The last one that I thought was unnerving. Horrible and heartbreaking was P.T.
I played this at my boyfriend's (now husband) home one evening, he got it for me as a surprise and I was ready for it. Not to mention we had a hard time finishing that little mind fuck of a demo. That only stayed as that, a Demo that got canceled.
After that... there was NOTHING.
For years we waited patiently for ANYTHING, every E3 ( now non-existent) till most of us just moved on with our lives.
I felt like most of us fans had fond memories of what Silent Hill did for us in the forming years, some of us moved on others just stayed there waiting, and others made their own thing, which has been a beautiful way to contribute to what this franchise came to be.
A lot of hate was formed as well and a lot of crazies for certain. But most of us just remembered the good times we had being spooked by the monsters that hid in the dark corners. The darkness in the hearts of men and also... the fascination that came from a cult and its rituals, which was what I loved.
Then came 2022 with the surprising revelation of several projects coming with the Silent Hill Brand. I was very excited about the new concepts and projects that they announced. A new movie even is in the midst of it all and I hope it's a good one. I got to play the little game they did called " Short message" which was so fun to play, the vibe and the feeling were there again, made me feel that same vibe once more.
For the next couple of weeks, I will have (hopefully) SH2 Remake, that personally am very excited to see...
I try to keep myself away from the toxicity of the fandom that has become of the Silent Hill Community because I feel (as we mentioned before) that if I listen to all the hate I may miss out on something so good and so fun that I will regret it once more, and now that I have some time to play it. People love to hate, and that hate makes things not better... but worse for the industry, I did try my best back then to experience what Silent Hill was all about.

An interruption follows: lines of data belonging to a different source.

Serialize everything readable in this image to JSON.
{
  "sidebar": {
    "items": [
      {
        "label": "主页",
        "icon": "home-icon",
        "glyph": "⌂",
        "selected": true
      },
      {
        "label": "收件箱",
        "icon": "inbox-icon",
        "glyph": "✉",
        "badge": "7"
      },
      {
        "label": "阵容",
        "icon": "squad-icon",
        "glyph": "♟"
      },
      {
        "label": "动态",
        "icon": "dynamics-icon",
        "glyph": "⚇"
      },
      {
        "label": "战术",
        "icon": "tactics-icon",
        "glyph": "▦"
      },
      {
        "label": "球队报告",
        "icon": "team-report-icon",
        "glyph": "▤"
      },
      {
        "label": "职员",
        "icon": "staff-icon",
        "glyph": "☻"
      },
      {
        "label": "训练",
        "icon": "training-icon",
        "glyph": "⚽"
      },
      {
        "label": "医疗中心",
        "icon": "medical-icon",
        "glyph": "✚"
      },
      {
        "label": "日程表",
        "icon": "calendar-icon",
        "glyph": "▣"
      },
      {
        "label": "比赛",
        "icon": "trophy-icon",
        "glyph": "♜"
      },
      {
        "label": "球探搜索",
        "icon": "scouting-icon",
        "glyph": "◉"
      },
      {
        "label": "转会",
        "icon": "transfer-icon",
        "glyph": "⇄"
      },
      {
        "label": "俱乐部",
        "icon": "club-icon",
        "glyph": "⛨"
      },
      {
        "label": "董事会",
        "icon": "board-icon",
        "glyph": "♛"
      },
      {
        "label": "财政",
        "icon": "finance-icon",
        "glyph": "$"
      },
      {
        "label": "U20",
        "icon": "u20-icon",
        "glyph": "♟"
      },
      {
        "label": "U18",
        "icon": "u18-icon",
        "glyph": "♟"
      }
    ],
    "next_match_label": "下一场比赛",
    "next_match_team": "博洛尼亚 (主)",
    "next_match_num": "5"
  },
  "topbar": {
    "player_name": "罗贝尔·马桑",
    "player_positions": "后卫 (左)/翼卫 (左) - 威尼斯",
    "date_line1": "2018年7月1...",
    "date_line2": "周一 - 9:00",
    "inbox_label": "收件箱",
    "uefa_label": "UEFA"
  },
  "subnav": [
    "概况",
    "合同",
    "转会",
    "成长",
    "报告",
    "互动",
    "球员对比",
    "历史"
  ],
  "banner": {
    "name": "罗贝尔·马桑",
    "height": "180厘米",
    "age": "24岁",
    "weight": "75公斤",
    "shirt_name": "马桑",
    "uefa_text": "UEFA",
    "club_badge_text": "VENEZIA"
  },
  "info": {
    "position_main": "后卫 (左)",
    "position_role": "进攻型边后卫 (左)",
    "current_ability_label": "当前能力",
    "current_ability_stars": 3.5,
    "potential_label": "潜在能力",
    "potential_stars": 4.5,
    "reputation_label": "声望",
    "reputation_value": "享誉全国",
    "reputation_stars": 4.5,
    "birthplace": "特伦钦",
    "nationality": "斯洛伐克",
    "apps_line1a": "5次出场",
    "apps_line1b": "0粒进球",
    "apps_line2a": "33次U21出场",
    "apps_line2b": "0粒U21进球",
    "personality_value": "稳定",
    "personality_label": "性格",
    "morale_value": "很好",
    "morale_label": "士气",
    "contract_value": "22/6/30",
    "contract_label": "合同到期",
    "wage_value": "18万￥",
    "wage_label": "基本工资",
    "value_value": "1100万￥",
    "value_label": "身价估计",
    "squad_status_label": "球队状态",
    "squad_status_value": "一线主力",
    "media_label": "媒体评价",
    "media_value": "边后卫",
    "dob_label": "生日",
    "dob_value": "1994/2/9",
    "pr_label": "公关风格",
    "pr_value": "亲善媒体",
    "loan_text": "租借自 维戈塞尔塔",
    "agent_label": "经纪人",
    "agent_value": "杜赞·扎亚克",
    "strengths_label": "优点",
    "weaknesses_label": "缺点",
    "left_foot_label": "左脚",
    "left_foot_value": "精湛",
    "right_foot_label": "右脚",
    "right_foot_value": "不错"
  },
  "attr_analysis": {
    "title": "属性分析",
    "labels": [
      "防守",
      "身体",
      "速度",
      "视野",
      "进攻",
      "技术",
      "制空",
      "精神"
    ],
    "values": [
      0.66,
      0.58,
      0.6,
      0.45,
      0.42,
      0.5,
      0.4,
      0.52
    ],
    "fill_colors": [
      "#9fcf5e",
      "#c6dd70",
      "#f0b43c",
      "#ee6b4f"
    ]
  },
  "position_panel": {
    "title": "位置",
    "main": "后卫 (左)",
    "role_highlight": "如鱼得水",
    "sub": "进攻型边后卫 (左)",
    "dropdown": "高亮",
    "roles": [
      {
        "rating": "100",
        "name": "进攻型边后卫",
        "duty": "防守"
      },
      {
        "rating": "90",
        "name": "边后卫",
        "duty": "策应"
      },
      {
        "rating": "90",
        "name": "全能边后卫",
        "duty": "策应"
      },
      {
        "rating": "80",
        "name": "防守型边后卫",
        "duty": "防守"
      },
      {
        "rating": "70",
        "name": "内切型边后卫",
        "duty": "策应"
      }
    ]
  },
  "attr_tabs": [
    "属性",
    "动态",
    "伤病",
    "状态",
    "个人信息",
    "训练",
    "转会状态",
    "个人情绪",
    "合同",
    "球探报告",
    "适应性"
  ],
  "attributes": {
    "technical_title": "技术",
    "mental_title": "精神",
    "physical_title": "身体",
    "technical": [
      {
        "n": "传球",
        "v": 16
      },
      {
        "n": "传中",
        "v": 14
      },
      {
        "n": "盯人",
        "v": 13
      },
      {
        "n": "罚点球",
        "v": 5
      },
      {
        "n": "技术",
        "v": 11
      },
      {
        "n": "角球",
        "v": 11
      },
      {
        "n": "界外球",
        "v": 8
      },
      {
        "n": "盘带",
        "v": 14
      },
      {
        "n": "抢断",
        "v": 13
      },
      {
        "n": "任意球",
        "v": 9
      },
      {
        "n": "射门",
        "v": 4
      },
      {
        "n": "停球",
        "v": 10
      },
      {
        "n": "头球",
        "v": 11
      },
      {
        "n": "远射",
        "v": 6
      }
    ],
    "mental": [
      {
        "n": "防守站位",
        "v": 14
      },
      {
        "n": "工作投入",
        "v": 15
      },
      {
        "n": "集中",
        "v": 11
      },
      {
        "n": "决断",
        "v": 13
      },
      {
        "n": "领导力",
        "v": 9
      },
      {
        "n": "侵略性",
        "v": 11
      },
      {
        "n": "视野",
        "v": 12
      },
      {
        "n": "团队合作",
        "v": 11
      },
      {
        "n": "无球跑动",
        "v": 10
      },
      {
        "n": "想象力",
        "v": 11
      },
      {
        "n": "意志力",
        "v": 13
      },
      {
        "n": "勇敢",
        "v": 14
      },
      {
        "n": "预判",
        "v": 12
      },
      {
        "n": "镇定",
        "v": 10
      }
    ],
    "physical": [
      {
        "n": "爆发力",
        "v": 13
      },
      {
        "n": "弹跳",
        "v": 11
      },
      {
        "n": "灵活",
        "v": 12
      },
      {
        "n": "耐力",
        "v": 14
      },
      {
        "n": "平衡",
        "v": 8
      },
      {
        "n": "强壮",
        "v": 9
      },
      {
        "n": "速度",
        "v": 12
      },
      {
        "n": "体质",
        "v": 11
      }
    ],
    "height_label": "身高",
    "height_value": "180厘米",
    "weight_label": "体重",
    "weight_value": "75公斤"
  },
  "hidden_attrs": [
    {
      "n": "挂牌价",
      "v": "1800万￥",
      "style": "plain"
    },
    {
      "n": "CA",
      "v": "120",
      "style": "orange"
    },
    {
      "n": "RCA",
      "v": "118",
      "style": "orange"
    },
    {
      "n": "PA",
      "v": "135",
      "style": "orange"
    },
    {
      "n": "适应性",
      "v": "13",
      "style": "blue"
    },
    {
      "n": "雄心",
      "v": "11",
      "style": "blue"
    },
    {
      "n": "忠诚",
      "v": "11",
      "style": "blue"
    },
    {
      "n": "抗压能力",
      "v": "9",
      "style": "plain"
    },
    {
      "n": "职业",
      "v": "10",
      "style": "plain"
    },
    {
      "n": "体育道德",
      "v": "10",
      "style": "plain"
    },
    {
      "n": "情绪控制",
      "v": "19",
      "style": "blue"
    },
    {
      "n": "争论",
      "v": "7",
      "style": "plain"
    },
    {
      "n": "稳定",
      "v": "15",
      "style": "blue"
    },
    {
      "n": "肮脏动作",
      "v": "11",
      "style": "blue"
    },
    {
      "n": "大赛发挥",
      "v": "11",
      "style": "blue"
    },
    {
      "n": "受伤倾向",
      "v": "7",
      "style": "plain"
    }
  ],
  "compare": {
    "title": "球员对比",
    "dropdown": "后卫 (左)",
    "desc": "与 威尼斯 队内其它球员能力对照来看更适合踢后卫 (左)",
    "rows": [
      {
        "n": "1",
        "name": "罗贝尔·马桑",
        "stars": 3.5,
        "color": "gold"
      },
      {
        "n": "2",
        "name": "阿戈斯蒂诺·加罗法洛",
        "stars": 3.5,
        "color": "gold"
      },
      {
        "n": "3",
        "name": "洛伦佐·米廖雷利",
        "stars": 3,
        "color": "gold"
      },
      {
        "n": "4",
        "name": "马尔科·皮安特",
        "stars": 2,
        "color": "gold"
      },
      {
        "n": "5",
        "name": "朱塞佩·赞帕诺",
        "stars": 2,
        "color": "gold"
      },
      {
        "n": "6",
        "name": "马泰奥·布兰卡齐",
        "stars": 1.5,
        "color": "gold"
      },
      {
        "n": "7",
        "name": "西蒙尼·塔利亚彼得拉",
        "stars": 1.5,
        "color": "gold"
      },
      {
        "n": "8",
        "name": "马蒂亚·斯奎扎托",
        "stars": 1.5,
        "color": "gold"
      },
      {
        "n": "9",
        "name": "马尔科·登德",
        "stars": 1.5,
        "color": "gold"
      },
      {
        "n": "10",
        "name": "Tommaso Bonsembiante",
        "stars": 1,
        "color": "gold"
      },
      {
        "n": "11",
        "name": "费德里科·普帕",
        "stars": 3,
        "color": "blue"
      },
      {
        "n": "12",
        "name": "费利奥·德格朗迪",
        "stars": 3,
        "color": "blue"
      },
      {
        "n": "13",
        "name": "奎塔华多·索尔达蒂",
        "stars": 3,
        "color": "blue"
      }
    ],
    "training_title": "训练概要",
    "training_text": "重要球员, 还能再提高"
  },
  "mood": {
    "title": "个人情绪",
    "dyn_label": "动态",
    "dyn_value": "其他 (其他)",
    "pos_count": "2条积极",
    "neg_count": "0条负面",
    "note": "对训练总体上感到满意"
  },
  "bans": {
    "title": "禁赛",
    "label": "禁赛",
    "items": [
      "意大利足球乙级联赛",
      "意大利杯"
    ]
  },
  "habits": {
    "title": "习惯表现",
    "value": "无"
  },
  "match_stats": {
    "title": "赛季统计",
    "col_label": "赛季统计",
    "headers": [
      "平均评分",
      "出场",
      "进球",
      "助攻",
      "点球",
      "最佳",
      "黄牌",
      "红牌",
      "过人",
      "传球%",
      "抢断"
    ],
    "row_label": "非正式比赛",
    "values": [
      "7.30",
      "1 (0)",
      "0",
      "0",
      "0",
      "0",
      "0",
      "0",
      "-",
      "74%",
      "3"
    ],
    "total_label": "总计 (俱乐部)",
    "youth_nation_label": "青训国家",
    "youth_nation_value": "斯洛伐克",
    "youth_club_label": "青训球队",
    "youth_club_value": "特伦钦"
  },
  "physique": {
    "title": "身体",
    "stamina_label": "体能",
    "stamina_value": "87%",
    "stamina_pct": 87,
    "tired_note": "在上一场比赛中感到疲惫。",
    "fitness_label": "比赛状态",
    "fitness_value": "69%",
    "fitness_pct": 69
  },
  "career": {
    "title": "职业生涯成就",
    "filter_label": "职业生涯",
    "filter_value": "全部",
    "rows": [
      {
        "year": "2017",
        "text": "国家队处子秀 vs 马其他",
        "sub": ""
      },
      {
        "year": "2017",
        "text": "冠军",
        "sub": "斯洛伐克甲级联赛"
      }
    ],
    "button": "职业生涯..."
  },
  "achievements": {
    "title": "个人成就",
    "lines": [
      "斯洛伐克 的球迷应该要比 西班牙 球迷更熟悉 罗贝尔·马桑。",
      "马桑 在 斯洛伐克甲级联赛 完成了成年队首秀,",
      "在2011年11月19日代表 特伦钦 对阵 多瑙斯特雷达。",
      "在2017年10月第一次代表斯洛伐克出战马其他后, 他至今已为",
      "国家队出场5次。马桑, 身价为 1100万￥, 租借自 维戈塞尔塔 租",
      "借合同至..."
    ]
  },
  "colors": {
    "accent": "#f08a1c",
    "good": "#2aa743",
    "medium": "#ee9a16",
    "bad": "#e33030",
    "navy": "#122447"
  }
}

One of the factors that I tell about why I stopped streaming was the fact that I had a lot of hate for how I did things, I did not enjoy my gameplay... I felt that people wanted me failing and when I did they were not shy about telling me HOW BAD I was doing... Games are made to be entertainment, something fun, something to disconnect from reality. And I want to keep it that way. I do wanna make a reaction to this, my first reaction would be awesome for me to share... but beyond that, I feel that I have to let myself walk to lonely road by myself...
I just wanted to share my little experience with these games and how they helped me overcome some rough times in life. Not everyone had this type of experience, I just wonder sometimes how haters become these ugly goblins that end up just hating anything remotely new. Advancing and Evolving is inevitable. Innovation and Progress as well. Not everyone is open to it for sure but why hate everything? I always try to give the benefit of the doubt and hope for the best even when people scream till their face turns blue that it's not what THEY wanted.
Let's be fair, if you don't want to play or experience the new thing... just keep doing what you love. If playing old-school games is your thing, just keep doing it! It is what makes you happy. I get excited about new things, innovation, and progress. Nostalgia is a big thing that is unstoppable and they will market it like there is no tomorrow. I go from time to time to my old games and yeah the feeling is different, they hit differently indeed.
But I am making this longer than it should.
To end this I would like to say that... Everyone has the right to be happy with whatever they enjoy, we are here to have a fun time and we are not here for a long time...
If y'all wanna spend the rest of your life hating and telling everyone how BAD their decisions and tastes are, well... as long as it makes you happy, go on and keep going.
Unless of course...
It doesn't.
Thank you for reading this little rant I did about one of my older passions that made a big part for my inspiration and art.